OPINION
PER CURIAM:The District Court dismissed an action in which Giler (plaintiff) asserted that the “break-in-service” provision of his union’s pension plan was invalid. We affirm.
Giler voluntarily withdrew his membership in the Sheet Metal Workers Union in September, 1965, to become self-employed. On that date he had accumulated 17 years in pension credits. In December, 1966, when Giler reached the age of 50, he applied to the trustees of the pension plan for the vesting of his pension rights. The trustees rejected the request because the plan required 20 years of pension credits to vest a pension at that age.
In 1971, the pension plan was amended to permit pension rights to a member with 15 years of service when he attained the age of 55. In December, 1971, when plaintiff reached 55, he applied for pension benefits.
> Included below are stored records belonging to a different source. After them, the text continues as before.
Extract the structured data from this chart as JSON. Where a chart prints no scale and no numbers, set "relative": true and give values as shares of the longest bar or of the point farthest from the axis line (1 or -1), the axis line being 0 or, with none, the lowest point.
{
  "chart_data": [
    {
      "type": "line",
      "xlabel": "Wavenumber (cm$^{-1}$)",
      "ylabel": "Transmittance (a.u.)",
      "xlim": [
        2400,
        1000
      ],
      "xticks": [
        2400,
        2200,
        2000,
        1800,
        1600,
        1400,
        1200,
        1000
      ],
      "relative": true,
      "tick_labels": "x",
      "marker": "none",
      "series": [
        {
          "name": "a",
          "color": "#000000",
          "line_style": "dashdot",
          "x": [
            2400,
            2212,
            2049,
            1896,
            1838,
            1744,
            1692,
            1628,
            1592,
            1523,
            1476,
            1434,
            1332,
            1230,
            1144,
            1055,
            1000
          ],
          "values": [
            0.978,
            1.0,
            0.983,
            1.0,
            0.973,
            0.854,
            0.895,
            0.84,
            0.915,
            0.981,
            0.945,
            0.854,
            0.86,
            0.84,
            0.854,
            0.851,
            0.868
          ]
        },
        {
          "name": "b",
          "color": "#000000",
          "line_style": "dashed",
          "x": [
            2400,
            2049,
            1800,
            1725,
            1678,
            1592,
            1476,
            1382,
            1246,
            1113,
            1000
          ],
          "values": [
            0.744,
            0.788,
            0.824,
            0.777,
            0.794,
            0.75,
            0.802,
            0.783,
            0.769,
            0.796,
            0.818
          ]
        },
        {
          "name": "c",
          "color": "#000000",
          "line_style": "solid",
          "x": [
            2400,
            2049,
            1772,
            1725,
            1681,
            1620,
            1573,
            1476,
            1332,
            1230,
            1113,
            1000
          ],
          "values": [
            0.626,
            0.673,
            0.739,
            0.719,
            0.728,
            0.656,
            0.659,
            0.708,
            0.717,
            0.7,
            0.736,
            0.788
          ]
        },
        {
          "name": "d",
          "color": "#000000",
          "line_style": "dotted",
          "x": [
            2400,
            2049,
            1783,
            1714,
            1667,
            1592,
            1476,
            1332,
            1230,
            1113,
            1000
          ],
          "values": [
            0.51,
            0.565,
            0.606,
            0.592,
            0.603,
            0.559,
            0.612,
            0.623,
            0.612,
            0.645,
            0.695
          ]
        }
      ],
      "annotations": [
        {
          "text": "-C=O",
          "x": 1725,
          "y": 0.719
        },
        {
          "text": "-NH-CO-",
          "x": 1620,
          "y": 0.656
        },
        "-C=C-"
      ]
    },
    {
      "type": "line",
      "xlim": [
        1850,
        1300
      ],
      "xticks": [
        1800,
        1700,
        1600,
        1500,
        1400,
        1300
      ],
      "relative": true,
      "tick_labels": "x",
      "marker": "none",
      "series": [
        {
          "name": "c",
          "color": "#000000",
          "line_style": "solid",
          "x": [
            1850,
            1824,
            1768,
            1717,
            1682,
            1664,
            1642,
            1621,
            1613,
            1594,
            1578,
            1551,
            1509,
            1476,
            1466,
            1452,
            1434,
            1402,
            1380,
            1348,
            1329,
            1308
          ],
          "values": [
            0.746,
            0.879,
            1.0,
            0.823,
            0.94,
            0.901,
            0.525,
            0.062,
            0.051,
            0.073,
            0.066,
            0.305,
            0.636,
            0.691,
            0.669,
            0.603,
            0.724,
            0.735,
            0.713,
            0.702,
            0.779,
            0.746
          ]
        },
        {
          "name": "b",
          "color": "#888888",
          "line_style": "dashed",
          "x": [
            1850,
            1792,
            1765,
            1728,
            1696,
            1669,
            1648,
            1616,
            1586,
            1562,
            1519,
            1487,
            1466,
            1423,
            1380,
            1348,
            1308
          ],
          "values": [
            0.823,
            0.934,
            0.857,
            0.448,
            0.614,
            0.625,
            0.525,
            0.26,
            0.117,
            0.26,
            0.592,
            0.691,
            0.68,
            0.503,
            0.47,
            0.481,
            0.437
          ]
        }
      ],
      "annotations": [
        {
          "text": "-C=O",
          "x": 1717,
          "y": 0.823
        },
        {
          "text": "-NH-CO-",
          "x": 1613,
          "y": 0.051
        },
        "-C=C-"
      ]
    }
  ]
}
His request was denied because there was a break in service of more than two years.
The pension plan provided that an employee’s previously accumulated pension credits would be cancelled if he failed to earn one quarter of pension credit in two consecutive calendar years. Plaintiff asserts that this rule violates 29 U.S.C. § 186(c)(5).
The trustees of a pension plan established under 29 U.S.C. § 186(c)(5) have broad discretion in setting eligibility rules. A court should interfere only when the rule is unreasonable or its enforcement arbitrary. Roark v. Lewis, 130 U.S.App.D.C. 360, 401 F.2d 425 (1968), adhered to sub nom. Roark v. Boyle, 141 U.S.App.D.C. 390, 439 F.2d, 497 (1970).
In Lee v. Nesbitt, 453 F.2d 1309 (9th Cir. 1972), the case upon which appellant relies, the employee had completed the minimum number of years of work credit in covered employment before he had a break in employment. And the break was involuntary; there was no work available for him.
Here Giler voluntarily left covered employment. He did not show that the trustees arbitrarily or capriciously enforced the rule. The break-in-service rule is reasonable as applied to him.1
Affirmed.
. The Employee Retirement Income Security Act of 1974 was enacted on September 2, 1974, Pub.L.No. 93-406, 88 Stat. 829. Under the Act all plans must provide for the immediate vesting of rights to benefits derived from employee contributions and 100 per cent vesting of all rights after 15 years of service.
In addition, the “break-in-service” provisions under the Act are restrictive. If the 1974 Act had been in effect during the period of Giler’s employment, he would have been entitled to prevail in this case.